A Solution to the “Made in America” Dilemma
Of all the things I’ve been wrong about over the years, there are two I’ll probably never live down.
The first is that I didn’t think Howard Schultz could come back to the company he founded and turn Starbucks (NASDAQ:SBUX) around. I wasn’t the only one who felt that way, but that’s no consolation when you’re that wrong.
The second – which plagues me to this day – is that I didn’t see how the outsourcing and offshoring trend in the technology sector where I spent the ‘80s and ‘90s would ultimately affect our economy.
I wasn’t personally responsible for sending manufacturing jobs overseas, but like many executives, I had myself fooled into believing that America’s future was all about intellectual capital, knowledge workers, and the new economy. We all know how that turned out. We lost our manufacturing muscle and all the jobs that went with it.

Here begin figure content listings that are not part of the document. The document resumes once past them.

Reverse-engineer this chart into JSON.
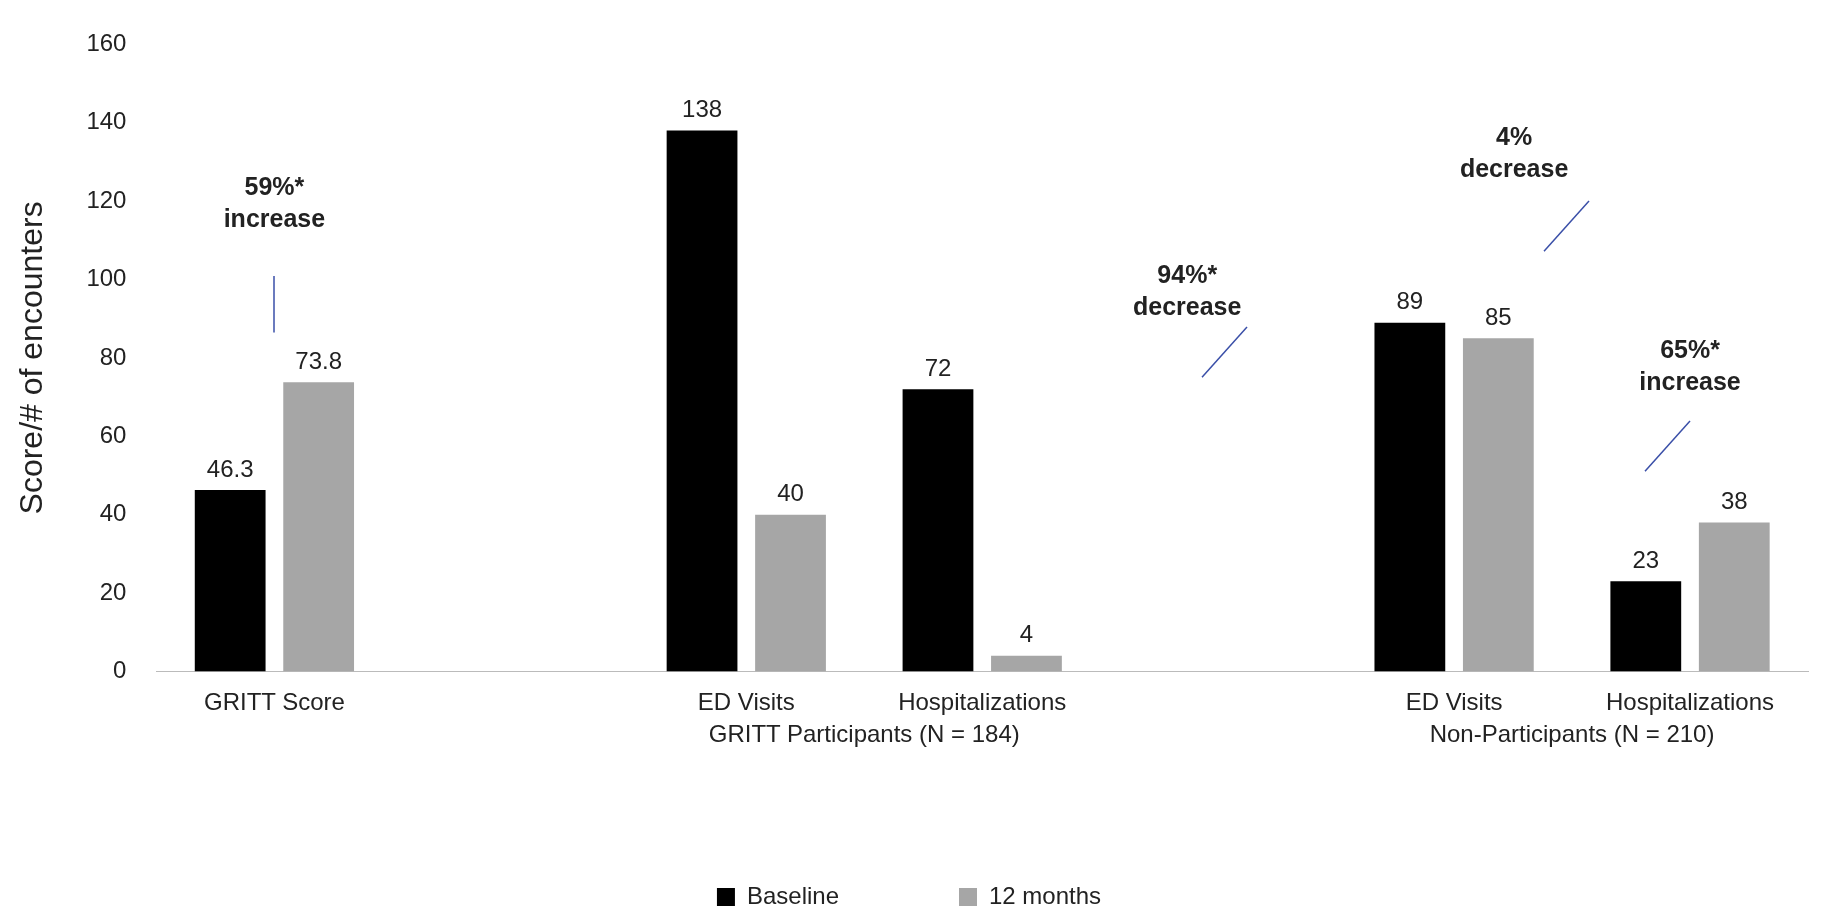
{
  "chart_data": {
    "type": "bar",
    "categories": [
      "GRITT Score",
      null,
      "ED Visits",
      "Hospitalizations",
      null,
      "ED Visits",
      "Hospitalizations"
    ],
    "series": [
      {
        "name": "Baseline",
        "color": "#000000",
        "values": [
          46.3,
          null,
          138,
          72,
          null,
          89,
          23
        ]
      },
      {
        "name": "12 months",
        "color": "#a6a6a6",
        "values": [
          73.8,
          null,
          40,
          4,
          null,
          85,
          38
        ]
      }
    ],
    "ylabel": "Score/# of encounters",
    "ylim": [
      0,
      160
    ],
    "yticks": [
      0,
      20,
      40,
      60,
      80,
      100,
      120,
      140,
      160
    ],
    "grid": false,
    "legend": "bottom",
    "data_labels": true,
    "annotations": [
      "59%* increase",
      "94%* decrease",
      "4% decrease",
      "65%* increase",
      "GRITT Participants (N = 184)",
      "Non-Participants (N = 210)"
    ]
  }
}
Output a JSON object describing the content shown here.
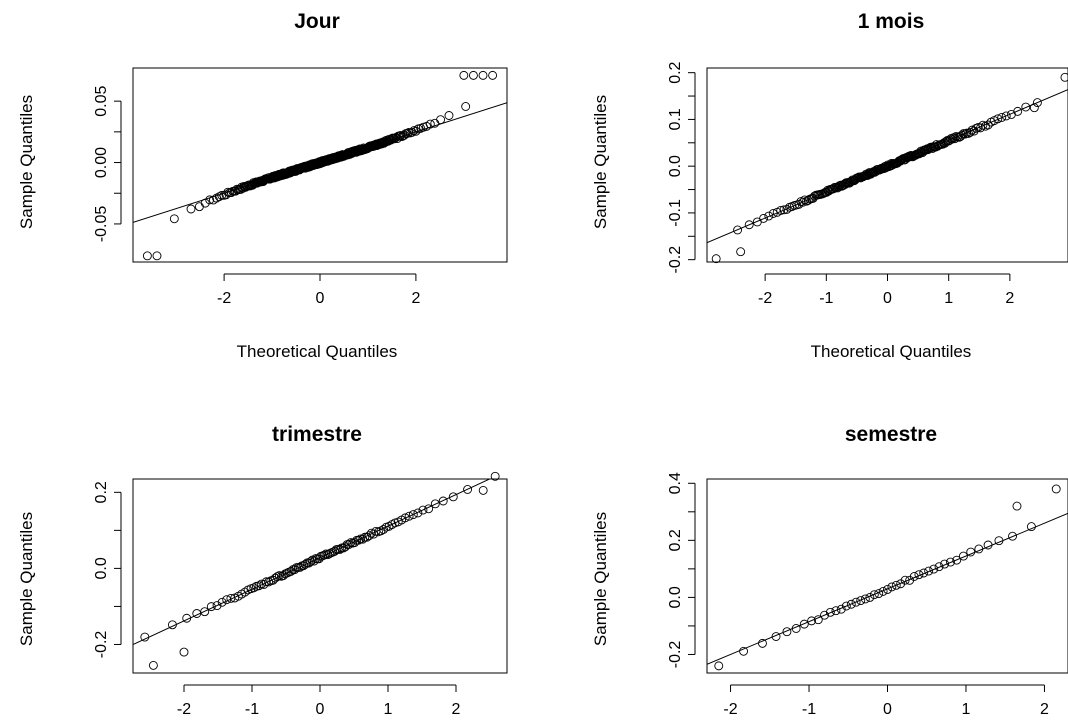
{
  "chart_data": [
    {
      "type": "scatter",
      "title": "Jour",
      "xlabel": "Theoretical Quantiles",
      "ylabel": "Sample Quantiles",
      "xlim": [
        -3.9,
        3.9
      ],
      "ylim": [
        -0.081,
        0.077
      ],
      "xticks": [
        -2,
        0,
        2
      ],
      "xtick_labels": [
        "-2",
        "0",
        "2"
      ],
      "yticks": [
        -0.05,
        0.0,
        0.05
      ],
      "ytick_labels": [
        "-0.05",
        "0.00",
        "0.05"
      ],
      "reference_line": {
        "slope": 0.0125,
        "intercept": 0.0
      },
      "sample": {
        "n": 420,
        "center_slope": 0.0122,
        "tail_strength": 0.009,
        "tail_power": 4
      },
      "extreme_points": [
        [
          -3.6,
          -0.076
        ],
        [
          -3.4,
          -0.076
        ],
        [
          3.0,
          0.071
        ],
        [
          3.2,
          0.071
        ],
        [
          3.4,
          0.071
        ],
        [
          3.6,
          0.071
        ]
      ]
    },
    {
      "type": "scatter",
      "title": "1 mois",
      "xlabel": "Theoretical Quantiles",
      "ylabel": "Sample Quantiles",
      "xlim": [
        -2.95,
        2.95
      ],
      "ylim": [
        -0.205,
        0.21
      ],
      "xticks": [
        -2,
        -1,
        0,
        1,
        2
      ],
      "xtick_labels": [
        "-2",
        "-1",
        "0",
        "1",
        "2"
      ],
      "yticks": [
        -0.2,
        -0.1,
        0.0,
        0.1,
        0.2
      ],
      "ytick_labels": [
        "-0.2",
        "-0.1",
        "0.0",
        "0.1",
        "0.2"
      ],
      "reference_line": {
        "slope": 0.0555,
        "intercept": 0.0
      },
      "sample": {
        "n": 210,
        "center_slope": 0.0545,
        "tail_strength": 0.004,
        "tail_power": 3
      },
      "extreme_points": [
        [
          -2.8,
          -0.198
        ],
        [
          -2.4,
          -0.183
        ],
        [
          2.4,
          0.125
        ],
        [
          2.9,
          0.19
        ]
      ]
    },
    {
      "type": "scatter",
      "title": "trimestre",
      "xlabel": "",
      "ylabel": "Sample Quantiles",
      "xlim": [
        -2.75,
        2.75
      ],
      "ylim": [
        -0.275,
        0.235
      ],
      "xticks": [
        -2,
        -1,
        0,
        1,
        2
      ],
      "xtick_labels": [
        "-2",
        "-1",
        "0",
        "1",
        "2"
      ],
      "yticks": [
        -0.2,
        0.0,
        0.2
      ],
      "ytick_labels": [
        "-0.2",
        "0.0",
        "0.2"
      ],
      "reference_line": {
        "slope": 0.083,
        "intercept": 0.028
      },
      "sample": {
        "n": 100,
        "center_slope": 0.082,
        "tail_strength": 0.0,
        "tail_power": 3
      },
      "extreme_points": [
        [
          -2.45,
          -0.255
        ],
        [
          -2.0,
          -0.22
        ],
        [
          2.4,
          0.205
        ]
      ]
    },
    {
      "type": "scatter",
      "title": "semestre",
      "xlabel": "",
      "ylabel": "Sample Quantiles",
      "xlim": [
        -2.3,
        2.3
      ],
      "ylim": [
        -0.265,
        0.415
      ],
      "xticks": [
        -2,
        -1,
        0,
        1,
        2
      ],
      "xtick_labels": [
        "-2",
        "-1",
        "0",
        "1",
        "2"
      ],
      "yticks": [
        -0.2,
        0.0,
        0.2,
        0.4
      ],
      "ytick_labels": [
        "-0.2",
        "0.0",
        "0.2",
        "0.4"
      ],
      "reference_line": {
        "slope": 0.115,
        "intercept": 0.03
      },
      "sample": {
        "n": 45,
        "center_slope": 0.118,
        "tail_strength": 0.0,
        "tail_power": 3
      },
      "extreme_points": [
        [
          -2.15,
          -0.24
        ],
        [
          1.65,
          0.32
        ],
        [
          2.15,
          0.38
        ]
      ]
    }
  ]
}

As former Intel chairman Andy Grove so aptly put it, “You could say, as many do, that shipping jobs overseas is no big deal because the high-value work — and much of the profits — remain in the U.S. That may well be so. But what kind of a society are we going to have if it consists of highly paid people doing high-value-added work — and masses of unemployed?”
While it sounded like a good idea at the time, outsourcing turned out to be a very slippery slope for a number of reasons.
Once executives bought into the management mantra du jour – to focus on their core competencies in-house and outsource the rest – any function that didn’t contribute to their differentiated value proposition became a candidate for outsourcing. Of course the highest expense – manufacturing – was the first to go.
That went hand-in-hand with a downsizing trend where companies sought to become leaner, increase profit margins, and grow shareholder value. As a consequence, the technology industry became stratified or horizontally specialized. All the manufacturing that required hordes of capital and low-cost labor went to Asia. Eventually, so did commodity engineering and customer service call-centers.
And that’s the way it remained until four factors began to converge that, together, could bring “Made in America” back in a big way – if we don’t shoot ourselves in the foot and squander the opportunity.
The pendulum swung back to vertical integration. Technology companies from Apple (NASDAQ:AAPL) and IBM (NYSE:IBM) to Google (NASDAQ:GOOG) and Microsoft (NASDAQ:MSFT) have seen the light – and the value in controlling virtually ever aspect of their ever-more complex products. Apple, for example, does everything in-house but manufacturing – and it controls that very closely.
China’s bad behavior. From stealing our intellectual property and illegally copying our products to hacking our companies and disrupting our economy, China has managed to flip from an enormous opportunity to an even bigger threat. Granted, it’s both, but the tide has been turning toward the latter for some time.
The backlash against offshore call-centers. Consumers have been repeatedly frustrated and confounded by offshore customer service and technical support agents that are as clueless and useless as they are polite. And that’s come back to haunt companies trying to improve their bottom line by shipping customer support overseas.
A blessing in disguise: the financial crisis. Granted, it would not be my or anyone else’s choice, but the lasting effects of the 2008 financial meltdown – a sluggish economy and high unemployment – have, if nothing else, been a resounding wakeup call to the perilous state of our nation’s job market and manufacturing base.
The confluence of these unique factors has created a nearly perfect storm for bringing manufacturing back to America. I say “nearly” perfect because there are still a few nagging issues: taxation and regulation. It’s ironic, but the one thing that stands in the way of “Made in America” is that America isn’t exactly the friendliest place for companies to make products.
That said, there’s never been a better time for the CEOs of our leading technology companies to use their not-inconsequential PR and lobbying muscle to induce our lawmakers and administrators in Washington to join them in the fight to bring manufacturing, engineering, customer service, and technical support jobs back to Americans who desperately need them.
While the technology industry might have to lead the way in this fight, it doesn’t have to end there. If the likes of Apple and Google can negotiate tax incentives to repatriate their enormous offshore cash hordes to create manufacturing facilities in America, then industrial giants such as GE (NYSE:GE) and Pfizer (NYSE:PFE) will surely follow suit.
The truth is, if America’s corporate and political leaders get together and actually cooperate with each other, there’s absolutely no reason why we can’t rebuild America’s manufacturing muscle, reduce the unemployment rate, and reinvigorate our sluggish economy, all at the same time.
In all likelihood, there will never be a better time than now. And there’s a very good chance that we will never have an opportunity like this again.